Verification of DES for flow over rigidly and elastically-mounted circular cylinders in normal and yawed flow

Abstract

A computational approach based on a k-ω delayed detached eddy simulation model for predicting aerodynamic loads on a smooth circular cylinder is verified against experiments. Comparisons with experiments are performed for flow over a rigidly-mounted (static) cylinder and for an elastically-mounted rigid cylinder oscillating in the transverse direction due to vortex-induced vibration (VIV). For the static cases, measurement data from the literature is used to validate the predictions for normally-incident flow. New experiments are conducted as a part of this study for yawed flow, where the cylinder axis is inclined with respect to the inflow velocity at the desired yaw angle, β=30∘. Good agreement is observed between the predictions and measurements for mean and rms surface pressure.
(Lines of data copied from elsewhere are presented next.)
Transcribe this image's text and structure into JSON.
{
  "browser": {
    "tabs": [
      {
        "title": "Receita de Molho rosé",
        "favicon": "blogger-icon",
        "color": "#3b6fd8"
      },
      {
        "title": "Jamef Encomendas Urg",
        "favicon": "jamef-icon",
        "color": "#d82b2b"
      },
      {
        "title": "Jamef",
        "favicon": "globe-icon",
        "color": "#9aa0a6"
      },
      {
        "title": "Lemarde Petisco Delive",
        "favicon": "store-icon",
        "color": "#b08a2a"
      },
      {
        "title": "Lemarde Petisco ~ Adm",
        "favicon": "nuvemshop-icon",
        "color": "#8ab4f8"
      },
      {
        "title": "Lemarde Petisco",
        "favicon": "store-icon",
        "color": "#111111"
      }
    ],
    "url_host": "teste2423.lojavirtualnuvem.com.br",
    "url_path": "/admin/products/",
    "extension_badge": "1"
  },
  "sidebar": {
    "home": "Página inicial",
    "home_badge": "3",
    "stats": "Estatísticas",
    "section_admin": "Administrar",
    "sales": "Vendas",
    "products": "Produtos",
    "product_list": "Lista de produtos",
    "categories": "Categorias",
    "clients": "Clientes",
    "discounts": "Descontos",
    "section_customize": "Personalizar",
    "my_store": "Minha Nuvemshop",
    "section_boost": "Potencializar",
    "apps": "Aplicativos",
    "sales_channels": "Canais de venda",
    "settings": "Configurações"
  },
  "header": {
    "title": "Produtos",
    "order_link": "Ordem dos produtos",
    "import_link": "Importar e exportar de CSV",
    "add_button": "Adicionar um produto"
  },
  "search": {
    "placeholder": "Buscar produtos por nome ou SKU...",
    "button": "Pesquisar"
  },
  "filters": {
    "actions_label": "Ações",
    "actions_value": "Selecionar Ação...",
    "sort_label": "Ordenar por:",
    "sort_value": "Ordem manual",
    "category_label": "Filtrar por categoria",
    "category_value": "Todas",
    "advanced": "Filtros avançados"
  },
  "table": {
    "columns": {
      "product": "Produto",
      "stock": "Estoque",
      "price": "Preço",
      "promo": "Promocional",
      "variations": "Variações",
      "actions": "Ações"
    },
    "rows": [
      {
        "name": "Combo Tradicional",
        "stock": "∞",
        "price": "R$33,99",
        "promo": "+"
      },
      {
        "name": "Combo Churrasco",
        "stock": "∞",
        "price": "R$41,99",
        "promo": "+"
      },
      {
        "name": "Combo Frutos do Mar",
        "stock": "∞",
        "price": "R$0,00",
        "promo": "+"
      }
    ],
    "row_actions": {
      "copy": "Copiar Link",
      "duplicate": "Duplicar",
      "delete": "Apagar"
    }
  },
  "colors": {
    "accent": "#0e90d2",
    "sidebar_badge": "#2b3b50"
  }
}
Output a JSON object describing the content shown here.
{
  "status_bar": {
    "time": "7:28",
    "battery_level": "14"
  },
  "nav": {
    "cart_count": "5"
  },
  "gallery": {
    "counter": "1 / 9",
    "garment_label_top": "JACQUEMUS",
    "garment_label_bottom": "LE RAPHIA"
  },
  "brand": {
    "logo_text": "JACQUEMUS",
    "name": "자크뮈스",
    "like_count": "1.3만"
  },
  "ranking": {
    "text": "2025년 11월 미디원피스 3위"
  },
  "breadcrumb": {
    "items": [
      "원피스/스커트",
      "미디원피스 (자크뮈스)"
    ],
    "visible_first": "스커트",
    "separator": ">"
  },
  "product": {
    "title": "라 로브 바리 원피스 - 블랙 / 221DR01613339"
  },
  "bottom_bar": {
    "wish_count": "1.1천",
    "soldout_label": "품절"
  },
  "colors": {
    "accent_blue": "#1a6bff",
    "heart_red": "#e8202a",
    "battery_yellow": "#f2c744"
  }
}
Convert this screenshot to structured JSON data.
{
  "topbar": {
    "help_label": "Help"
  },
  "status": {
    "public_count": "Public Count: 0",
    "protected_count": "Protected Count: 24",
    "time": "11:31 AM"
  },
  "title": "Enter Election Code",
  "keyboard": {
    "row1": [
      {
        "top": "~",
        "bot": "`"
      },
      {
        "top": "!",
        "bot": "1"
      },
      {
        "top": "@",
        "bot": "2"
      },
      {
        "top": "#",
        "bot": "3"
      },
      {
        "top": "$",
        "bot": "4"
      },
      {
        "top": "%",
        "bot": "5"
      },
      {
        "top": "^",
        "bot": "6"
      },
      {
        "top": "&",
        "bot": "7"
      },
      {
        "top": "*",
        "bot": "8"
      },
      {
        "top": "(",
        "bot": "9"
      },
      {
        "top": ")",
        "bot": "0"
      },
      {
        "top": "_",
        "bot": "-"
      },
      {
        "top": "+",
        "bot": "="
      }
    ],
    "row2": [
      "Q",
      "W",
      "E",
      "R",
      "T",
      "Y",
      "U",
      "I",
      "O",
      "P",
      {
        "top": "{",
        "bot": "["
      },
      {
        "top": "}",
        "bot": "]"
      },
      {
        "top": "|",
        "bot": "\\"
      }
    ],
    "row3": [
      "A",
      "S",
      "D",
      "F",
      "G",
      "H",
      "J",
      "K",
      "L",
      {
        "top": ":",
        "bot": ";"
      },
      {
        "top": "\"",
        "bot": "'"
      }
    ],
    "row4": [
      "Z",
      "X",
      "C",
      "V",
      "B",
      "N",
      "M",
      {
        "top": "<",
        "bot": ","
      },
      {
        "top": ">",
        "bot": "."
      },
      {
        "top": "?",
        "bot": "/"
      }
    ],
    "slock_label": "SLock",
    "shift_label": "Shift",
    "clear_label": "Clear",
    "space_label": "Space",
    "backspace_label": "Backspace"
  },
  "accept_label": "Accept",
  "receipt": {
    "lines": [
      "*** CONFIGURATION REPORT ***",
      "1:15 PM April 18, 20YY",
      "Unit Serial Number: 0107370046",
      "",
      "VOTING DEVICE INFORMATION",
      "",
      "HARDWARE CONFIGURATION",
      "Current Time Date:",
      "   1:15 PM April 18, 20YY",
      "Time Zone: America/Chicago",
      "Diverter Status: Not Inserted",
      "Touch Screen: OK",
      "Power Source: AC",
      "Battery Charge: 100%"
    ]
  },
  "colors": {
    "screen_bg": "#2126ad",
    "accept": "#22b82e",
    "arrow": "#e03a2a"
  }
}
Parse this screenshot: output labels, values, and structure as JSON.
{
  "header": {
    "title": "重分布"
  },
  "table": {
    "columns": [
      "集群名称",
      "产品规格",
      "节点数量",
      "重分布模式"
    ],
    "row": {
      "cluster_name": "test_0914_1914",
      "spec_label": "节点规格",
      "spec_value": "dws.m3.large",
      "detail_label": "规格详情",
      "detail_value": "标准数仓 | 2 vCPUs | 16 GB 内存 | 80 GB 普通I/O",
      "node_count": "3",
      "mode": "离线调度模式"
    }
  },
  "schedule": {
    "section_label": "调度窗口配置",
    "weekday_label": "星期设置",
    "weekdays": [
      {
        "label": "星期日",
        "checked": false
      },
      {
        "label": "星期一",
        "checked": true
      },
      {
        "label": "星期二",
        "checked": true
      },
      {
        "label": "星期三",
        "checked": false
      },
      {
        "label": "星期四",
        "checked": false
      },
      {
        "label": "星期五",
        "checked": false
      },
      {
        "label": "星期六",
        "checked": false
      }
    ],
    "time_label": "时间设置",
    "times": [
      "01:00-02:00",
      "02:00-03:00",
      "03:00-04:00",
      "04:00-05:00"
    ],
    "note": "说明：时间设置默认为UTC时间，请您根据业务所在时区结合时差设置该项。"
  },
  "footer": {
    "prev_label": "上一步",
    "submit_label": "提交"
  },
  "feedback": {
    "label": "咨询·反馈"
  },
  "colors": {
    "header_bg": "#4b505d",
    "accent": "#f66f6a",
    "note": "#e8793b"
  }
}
Three yawed flow cases (β=15∘,30∘,&45∘) are simulated and the results are found to be independent of β (independence principle) when the flow speed normal to the cylinder axis is selected as the reference velocity scale.Dynamic (VIV) simulations for an elastically-mounted rigid cylinder are performed by coupling the flow solver with a solid dynamics solver where the cylinder motion is modeled as a mass–spring–damper system. The simulations accurately predict the displacement amplitude and unsteady loading over a wide range of reduced velocity, including the region where “lock-in” (synchronization) occurs. VIV simulations are performed at two yaw angles, β=0∘ and 45° and the independence principle is found to be valid over the range of reduced velocities tested with a slightly higher discrepancy when the vortex shedding frequency is close to the natural frequency of the system.